Su primero, segundo o tercer puesto en el «ranking» del Oeste supondrá ahora el séptimo, octavo o noveno en el general. Sería el caso, por ejemplo, de Ulrike Sarvari, doble campeona europea en sala (60 y 200 metros) en Glasgow90, relegada en el nuevo orden a las cocinas. Títulos y medallas no serán, por consiguiente, el resultado de una operación artimética, aunque no le andará muy lejos. En los Campeonatos de Europa disputados en Split en agosto, último acontecimiento que izó en sus mástiles dos banderas germanas, la RDA obtuvo 34 medallas, por siete de la RFA.

Un equipo conjunto, a tres representantes por prueba y con la presencia de un solo relevo, hubiera ganado teóricamente 39 recompensas en lugar de 41. En los Juegos Olímpicos de Seúl, la suma, bajo las mismas condiciones, hubiera sido de 138 condecoraciones en vez de 142. Lo más probable es que la reunificación produzca una cierta decadencia. El tiempo, empezando por 1991, establecerá su profundidad y duración. Pero esa segunda incógnita del año supone un atractivo añadido.

Ben Johnson. La Gran Alemania. Dos recordatorios puntuales del nombre del maligno en el deporte: el doping. El atletismo, punta de lanza de la lucha contra él y receptor de las penitencias más duras y ejemplarizantes, sufre en sus carnes el azote de la evidencia y, peor aún, de la sospecha. En estos tiempos, cuesta mucho considerar la presunción de inocencia como una hipótesis de trabajo. En 1990, varios atletas de máximo rango, entre ellos los plusmarquistas mundiales de 400 metros (Harry «Butch» Reynolds) y de lanzamiento de peso (Randy Barnes), han sido anatematizados.

Los controles son cada vez más numerosos, inesperados y precisos. Pero, también más que nunca, el doping se defiende aumentando la profundidad y nocturnidad de sus vías de circulación, y la sabiduría de los brujos que lo fomentan. El año 90 empezó con una visita, acompañada de luces y taquígrafos, a las tenebrosas grutas de Leipzig, Kreischa y Kiembaum, donde se forjaba entre alambiques y redomas a los campeones orientales. Y expira con unos documentos secretos supervivientes de la hoguera y sacados a la luz por el semanario Stern, según los cuales un diablo anabolizante llamado Oral Turinabol habría cebado con testosterona a gran parte de la élite deportiva de la RDA.
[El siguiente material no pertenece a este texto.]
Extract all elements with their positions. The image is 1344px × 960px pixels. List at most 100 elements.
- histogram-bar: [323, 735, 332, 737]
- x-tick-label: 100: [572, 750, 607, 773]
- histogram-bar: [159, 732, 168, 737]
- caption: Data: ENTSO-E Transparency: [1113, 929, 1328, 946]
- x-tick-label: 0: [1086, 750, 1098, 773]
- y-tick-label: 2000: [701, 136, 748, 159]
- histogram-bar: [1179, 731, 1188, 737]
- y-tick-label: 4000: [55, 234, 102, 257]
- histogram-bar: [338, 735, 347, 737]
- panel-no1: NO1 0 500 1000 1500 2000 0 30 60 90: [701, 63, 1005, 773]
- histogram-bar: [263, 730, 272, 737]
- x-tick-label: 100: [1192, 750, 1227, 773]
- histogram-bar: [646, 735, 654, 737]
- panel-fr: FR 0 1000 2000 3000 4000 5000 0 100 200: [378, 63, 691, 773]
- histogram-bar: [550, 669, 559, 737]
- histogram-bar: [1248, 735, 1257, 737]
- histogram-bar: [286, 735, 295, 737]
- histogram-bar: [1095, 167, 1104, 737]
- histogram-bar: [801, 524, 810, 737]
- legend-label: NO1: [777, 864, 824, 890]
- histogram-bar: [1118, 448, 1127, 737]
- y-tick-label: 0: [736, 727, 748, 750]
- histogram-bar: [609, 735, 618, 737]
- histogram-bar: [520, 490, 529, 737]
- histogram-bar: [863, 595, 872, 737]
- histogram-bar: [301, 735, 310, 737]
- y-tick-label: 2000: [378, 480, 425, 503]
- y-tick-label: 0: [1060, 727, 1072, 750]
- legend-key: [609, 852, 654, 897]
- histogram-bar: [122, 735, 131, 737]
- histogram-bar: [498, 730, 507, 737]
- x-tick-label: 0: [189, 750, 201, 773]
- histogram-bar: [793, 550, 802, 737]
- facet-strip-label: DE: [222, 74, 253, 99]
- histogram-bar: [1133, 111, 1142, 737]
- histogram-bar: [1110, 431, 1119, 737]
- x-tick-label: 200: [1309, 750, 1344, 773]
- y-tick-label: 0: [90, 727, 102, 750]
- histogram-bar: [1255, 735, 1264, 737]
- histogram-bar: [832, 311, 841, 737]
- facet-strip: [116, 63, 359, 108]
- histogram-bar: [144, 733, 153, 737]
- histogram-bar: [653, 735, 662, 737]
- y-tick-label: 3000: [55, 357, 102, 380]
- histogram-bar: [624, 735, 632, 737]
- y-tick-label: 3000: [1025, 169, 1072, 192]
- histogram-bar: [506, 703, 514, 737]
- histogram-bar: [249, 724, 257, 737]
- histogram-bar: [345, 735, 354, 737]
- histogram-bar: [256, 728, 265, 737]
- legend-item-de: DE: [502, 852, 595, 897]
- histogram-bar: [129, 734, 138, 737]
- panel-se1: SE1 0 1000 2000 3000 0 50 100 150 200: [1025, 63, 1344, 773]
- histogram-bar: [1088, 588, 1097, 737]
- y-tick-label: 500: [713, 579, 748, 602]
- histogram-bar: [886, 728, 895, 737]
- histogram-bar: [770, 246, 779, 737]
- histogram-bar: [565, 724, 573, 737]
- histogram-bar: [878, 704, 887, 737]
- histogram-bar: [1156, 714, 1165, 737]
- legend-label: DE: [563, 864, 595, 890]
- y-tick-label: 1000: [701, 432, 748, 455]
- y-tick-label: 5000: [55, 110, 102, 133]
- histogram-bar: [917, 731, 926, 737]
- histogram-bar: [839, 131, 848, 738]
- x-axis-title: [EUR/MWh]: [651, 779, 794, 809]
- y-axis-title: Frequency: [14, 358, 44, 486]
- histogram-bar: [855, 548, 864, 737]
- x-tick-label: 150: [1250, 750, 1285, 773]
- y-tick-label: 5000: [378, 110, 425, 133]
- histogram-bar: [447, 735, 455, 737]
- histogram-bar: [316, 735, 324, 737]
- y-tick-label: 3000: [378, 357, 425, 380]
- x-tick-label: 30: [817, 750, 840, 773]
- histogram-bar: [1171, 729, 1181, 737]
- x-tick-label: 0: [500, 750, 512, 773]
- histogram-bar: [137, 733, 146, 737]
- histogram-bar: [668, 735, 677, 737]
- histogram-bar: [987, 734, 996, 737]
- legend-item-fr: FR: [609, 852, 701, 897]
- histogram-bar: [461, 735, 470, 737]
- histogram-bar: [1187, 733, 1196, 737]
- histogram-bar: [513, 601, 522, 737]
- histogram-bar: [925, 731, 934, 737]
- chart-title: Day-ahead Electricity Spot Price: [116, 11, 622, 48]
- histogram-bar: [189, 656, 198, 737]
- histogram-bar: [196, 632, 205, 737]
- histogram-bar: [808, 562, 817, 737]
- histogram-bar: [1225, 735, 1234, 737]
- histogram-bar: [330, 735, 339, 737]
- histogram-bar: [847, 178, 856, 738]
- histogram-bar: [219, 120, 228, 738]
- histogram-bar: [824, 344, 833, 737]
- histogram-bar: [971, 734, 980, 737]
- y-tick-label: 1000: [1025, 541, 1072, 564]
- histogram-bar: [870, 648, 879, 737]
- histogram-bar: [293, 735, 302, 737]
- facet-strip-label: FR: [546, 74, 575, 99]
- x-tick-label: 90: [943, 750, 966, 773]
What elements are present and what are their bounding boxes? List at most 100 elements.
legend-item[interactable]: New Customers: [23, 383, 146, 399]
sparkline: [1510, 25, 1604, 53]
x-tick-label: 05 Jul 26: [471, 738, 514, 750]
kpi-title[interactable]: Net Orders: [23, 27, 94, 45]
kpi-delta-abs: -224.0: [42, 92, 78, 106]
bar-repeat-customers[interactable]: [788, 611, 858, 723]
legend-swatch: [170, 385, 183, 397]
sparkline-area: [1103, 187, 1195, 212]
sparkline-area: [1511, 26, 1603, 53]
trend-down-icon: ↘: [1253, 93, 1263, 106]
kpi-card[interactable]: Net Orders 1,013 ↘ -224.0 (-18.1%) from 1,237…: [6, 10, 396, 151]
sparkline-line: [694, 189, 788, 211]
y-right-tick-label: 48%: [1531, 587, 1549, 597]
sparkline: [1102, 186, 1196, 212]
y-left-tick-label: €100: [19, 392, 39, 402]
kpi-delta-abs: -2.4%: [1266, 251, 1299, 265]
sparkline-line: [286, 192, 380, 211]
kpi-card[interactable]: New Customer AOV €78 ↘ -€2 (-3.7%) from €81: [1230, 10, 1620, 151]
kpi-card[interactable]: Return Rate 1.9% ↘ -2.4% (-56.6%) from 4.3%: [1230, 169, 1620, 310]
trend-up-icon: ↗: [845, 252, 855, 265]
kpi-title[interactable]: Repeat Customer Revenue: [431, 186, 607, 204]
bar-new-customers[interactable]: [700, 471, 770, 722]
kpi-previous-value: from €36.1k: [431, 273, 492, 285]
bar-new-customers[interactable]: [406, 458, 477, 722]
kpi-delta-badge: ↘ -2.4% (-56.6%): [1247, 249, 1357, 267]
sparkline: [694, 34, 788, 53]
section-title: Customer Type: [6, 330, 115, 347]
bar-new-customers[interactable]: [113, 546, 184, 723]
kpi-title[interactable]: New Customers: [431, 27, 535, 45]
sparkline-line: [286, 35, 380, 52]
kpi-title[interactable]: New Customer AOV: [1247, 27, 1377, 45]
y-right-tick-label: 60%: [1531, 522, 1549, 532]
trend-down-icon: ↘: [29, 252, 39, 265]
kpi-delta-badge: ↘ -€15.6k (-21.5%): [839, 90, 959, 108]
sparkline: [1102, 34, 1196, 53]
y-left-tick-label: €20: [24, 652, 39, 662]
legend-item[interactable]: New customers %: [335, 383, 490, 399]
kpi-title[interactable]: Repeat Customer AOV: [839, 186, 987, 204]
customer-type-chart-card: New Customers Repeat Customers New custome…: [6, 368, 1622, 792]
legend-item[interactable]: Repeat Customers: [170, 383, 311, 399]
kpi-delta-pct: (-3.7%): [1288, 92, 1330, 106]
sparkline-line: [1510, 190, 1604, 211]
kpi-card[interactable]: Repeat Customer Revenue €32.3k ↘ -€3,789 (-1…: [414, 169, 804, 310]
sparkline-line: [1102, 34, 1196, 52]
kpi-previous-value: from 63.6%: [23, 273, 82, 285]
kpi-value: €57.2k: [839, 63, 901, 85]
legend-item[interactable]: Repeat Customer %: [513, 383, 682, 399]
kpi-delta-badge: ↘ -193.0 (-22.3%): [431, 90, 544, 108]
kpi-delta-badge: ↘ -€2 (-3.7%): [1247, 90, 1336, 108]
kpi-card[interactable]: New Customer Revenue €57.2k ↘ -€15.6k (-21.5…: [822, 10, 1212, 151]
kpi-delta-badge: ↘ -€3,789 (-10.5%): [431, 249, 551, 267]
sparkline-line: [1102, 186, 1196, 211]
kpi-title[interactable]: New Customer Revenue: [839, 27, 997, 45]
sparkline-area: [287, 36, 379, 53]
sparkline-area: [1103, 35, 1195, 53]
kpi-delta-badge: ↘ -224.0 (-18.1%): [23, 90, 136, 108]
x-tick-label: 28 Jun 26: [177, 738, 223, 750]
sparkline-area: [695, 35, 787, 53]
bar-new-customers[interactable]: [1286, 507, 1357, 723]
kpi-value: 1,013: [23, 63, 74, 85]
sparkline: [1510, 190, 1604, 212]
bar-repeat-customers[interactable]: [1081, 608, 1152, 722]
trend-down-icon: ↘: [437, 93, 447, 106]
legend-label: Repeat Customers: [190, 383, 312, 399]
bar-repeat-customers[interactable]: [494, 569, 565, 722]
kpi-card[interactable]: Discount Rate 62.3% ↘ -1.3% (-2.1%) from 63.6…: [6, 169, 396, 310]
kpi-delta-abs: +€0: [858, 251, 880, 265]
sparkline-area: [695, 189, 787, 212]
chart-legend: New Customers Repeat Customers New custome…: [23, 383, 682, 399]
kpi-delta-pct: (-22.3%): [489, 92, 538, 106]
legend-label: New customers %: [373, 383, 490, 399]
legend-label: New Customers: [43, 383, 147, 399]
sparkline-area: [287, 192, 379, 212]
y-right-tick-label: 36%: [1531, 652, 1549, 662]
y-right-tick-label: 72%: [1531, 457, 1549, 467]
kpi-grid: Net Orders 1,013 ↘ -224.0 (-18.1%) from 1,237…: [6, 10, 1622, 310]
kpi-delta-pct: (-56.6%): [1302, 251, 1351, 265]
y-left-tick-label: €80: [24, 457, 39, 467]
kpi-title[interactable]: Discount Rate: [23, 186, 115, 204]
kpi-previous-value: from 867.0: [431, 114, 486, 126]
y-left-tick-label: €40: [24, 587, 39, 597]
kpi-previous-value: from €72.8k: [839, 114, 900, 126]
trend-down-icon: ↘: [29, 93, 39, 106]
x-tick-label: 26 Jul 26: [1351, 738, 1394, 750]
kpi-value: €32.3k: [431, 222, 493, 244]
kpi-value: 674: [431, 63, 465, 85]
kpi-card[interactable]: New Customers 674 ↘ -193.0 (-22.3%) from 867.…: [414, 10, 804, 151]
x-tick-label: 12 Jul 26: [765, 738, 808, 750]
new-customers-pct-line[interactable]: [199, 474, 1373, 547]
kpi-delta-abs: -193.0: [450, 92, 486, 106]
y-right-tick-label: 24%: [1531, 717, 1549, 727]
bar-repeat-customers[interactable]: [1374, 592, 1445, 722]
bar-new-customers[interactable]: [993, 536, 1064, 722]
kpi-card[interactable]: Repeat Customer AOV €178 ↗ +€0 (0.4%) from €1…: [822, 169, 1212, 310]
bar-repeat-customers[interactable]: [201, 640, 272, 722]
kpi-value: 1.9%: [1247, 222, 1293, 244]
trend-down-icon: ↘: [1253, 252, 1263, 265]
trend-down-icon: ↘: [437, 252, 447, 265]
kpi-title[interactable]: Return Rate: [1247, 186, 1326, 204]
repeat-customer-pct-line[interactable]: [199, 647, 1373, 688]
Especialmente a los atletas. Asustadas, las nuevas autoridades deportivas alemanas, con Willie Daume, su máximo jerarca a la cabeza, han puesto manos a la obra para recuperar el concepto de pureza. Y antes de que concluya 1991, la Comisión Europea elaborará un completo código en el que el doping será definido como «un acto contrario a las leyes de protección de la salud y a la ética deportiva». Se tratará de una auténtica resolución política de la Comunidad. Y una invitación oficiosa pero solemne a que a ella se adhieran todos aquellos países y organizaciones que estimen que «la severidad en la lucha contra la plaga tiene que ser ejemplar y demostrativa de que el triunfo puede y debe ser perseguido sin la ayuda de procedimientos dañinos para la salud».